Without any user changes to the system, no new software installation, etc.
these problems begin to occur. This first begins as a crash once in a great
while ending with an IRQ_NOT_LESS_OR_EQUAL error message. This has occurred
while using Cool Edit Pro which is a multitrack audio program, playing the
game Empire Earth, and while reading/writing a DVD using DVD software. These
crashes become more frequent over a period of months until other errors begin
occurring such as BAD_POOL_HEADER and PFN_LIST_CORRUPT where eventually the
OS becomes too unstable to run properly. Many posts suggest the cause of
these error messages are heat-related issues, failed RAM memory, defective
hard drives, corrupted drivers, etc. where I find this not to be the case at
all.

I have a non-proprietary P4 3GHZ 2mb L2 on ABIT MGuru board with 1 GB HyperX
DDR400 RAM the whole system less than 1 year old. It is dusted regularly,
there are working fans everywhere on near everything, even the supply has two
fans. I feel no excessive heat on any component and the ABIT utility reports
temps are as they should be. I have tested the RAM using the Memtest86
utility and there were no errors in 10 test passes. I have scanned the hard
drive and the files on the drive and have found no problems. Most importantly
this system has never been setup to connect to the internet and has only had
licensed software installed on it, no downloaded software in otherwords, no
viruses, no tampering.

Considering this is not a hardware issue or heat issue, it seems to me this
leaves two possible culprits. Either WinXP itself becomes corrupted as I
expect is the case, or a device driver becomes corrupted, in which case I
would have to wonder why that is unless it is WinXP which is corrupting the
driver. While the only unsigned device driver on this system is the one for
my professional audio card made by M-Audio, the fact that it is an unsigned
driver seems irrelevant to it being the culprit of these problems as it
operates perfectly when installed after a fresh WinXP install.

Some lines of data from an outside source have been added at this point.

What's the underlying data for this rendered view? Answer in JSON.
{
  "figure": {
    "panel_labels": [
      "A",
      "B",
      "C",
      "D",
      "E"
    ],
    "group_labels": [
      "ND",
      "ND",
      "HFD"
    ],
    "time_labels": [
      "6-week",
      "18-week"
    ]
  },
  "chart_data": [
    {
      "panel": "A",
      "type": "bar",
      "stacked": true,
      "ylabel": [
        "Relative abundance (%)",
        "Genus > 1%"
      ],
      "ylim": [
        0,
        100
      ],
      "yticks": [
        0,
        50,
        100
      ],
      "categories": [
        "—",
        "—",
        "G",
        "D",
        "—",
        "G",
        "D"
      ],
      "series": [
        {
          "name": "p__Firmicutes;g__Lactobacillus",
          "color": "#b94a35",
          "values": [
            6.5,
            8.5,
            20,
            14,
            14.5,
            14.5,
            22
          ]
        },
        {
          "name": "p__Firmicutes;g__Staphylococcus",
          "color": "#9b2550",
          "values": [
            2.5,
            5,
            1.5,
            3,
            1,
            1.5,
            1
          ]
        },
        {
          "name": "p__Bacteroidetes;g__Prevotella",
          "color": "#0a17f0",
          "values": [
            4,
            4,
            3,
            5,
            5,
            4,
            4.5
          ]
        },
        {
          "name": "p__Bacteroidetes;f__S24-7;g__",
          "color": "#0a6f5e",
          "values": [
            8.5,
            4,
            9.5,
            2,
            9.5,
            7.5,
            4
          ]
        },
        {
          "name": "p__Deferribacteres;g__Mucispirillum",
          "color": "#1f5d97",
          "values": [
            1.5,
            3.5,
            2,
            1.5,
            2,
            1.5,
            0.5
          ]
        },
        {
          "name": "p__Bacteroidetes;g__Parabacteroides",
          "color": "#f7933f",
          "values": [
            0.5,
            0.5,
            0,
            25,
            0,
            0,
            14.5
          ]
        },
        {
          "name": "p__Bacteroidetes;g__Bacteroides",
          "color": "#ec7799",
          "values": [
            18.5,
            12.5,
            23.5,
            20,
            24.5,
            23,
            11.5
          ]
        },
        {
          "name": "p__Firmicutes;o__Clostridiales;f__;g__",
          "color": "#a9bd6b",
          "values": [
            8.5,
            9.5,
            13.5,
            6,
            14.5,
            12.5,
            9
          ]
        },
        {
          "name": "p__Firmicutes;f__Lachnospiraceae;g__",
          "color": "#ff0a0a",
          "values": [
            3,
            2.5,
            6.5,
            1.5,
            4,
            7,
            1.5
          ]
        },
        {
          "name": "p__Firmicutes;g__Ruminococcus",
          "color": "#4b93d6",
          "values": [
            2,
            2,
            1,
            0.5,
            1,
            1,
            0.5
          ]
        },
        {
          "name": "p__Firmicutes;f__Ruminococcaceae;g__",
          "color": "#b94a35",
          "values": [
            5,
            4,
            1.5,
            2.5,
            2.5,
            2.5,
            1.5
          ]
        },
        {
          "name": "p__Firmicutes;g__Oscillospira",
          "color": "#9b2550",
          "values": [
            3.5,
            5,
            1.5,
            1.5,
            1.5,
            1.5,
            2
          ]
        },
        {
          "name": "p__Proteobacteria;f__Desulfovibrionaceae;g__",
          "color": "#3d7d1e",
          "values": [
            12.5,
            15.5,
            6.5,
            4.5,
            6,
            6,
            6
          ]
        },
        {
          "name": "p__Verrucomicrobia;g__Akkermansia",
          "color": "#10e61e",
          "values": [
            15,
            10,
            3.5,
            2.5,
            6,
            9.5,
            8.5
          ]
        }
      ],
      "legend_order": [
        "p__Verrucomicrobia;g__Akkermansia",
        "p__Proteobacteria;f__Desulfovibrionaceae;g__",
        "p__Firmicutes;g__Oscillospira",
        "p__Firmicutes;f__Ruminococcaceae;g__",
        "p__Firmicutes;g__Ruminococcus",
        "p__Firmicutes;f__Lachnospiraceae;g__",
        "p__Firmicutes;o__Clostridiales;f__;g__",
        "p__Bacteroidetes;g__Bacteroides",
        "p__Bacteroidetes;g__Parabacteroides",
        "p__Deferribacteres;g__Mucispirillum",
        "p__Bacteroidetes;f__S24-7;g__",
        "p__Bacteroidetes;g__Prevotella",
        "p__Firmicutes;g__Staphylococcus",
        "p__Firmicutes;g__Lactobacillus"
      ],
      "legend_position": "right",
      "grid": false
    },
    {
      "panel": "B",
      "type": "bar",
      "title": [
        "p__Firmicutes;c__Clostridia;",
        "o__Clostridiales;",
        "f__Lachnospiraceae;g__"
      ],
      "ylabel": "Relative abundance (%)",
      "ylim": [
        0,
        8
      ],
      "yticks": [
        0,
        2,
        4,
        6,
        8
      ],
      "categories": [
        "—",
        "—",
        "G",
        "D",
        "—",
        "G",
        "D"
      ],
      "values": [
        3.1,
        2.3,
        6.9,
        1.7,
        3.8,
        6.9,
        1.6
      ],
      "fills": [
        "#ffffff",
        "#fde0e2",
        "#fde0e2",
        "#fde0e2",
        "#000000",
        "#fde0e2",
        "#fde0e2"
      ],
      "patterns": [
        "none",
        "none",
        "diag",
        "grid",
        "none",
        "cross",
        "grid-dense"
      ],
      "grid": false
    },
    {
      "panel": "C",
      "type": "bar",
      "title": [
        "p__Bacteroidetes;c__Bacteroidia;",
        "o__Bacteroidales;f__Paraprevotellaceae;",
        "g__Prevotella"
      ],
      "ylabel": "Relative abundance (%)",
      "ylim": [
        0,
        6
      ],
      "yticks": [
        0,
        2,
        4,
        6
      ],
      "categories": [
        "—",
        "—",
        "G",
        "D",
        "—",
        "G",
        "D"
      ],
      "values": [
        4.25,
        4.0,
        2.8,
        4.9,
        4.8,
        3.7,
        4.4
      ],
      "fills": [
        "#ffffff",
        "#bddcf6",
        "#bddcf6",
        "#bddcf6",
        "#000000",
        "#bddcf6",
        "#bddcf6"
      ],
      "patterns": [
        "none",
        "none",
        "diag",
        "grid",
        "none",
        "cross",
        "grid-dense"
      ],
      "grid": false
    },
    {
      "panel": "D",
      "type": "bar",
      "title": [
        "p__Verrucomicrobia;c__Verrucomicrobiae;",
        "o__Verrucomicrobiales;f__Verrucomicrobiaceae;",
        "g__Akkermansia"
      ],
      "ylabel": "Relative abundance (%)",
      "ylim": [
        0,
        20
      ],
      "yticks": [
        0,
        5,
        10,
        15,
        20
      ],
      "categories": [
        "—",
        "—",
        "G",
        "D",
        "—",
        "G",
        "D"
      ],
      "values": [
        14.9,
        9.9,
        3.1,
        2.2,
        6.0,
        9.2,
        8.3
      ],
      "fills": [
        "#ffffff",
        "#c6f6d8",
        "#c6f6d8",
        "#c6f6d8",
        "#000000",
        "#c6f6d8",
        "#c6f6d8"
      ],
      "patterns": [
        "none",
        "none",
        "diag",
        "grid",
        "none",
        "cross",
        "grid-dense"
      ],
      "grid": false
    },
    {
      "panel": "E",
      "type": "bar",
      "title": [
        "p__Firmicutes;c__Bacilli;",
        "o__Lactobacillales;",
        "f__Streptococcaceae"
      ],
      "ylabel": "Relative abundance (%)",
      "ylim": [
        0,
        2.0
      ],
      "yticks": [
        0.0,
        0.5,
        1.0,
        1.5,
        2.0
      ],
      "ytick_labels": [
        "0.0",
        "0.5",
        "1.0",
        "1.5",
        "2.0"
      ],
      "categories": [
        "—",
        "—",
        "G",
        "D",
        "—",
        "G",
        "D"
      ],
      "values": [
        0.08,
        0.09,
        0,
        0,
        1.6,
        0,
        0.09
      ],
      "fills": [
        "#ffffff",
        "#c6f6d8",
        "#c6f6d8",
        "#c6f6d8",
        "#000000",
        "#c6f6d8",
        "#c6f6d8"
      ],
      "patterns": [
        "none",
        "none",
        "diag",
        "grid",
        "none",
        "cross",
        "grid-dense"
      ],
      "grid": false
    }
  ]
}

I am left to believe at this point that WinXP in its currently build has
failure issues possibly worse then Win98SE and certainly more of a nuisance
to strat fresh again with an install. I hope it will not take my purchasing a
whole new hard drive to return to Win98SE and abandon use of XP.

Rather than repeatedly wasting money replacing perfectly good hard
drives, why don't you invest in a book or two and learn something about
computers in general and WinXP, in particular?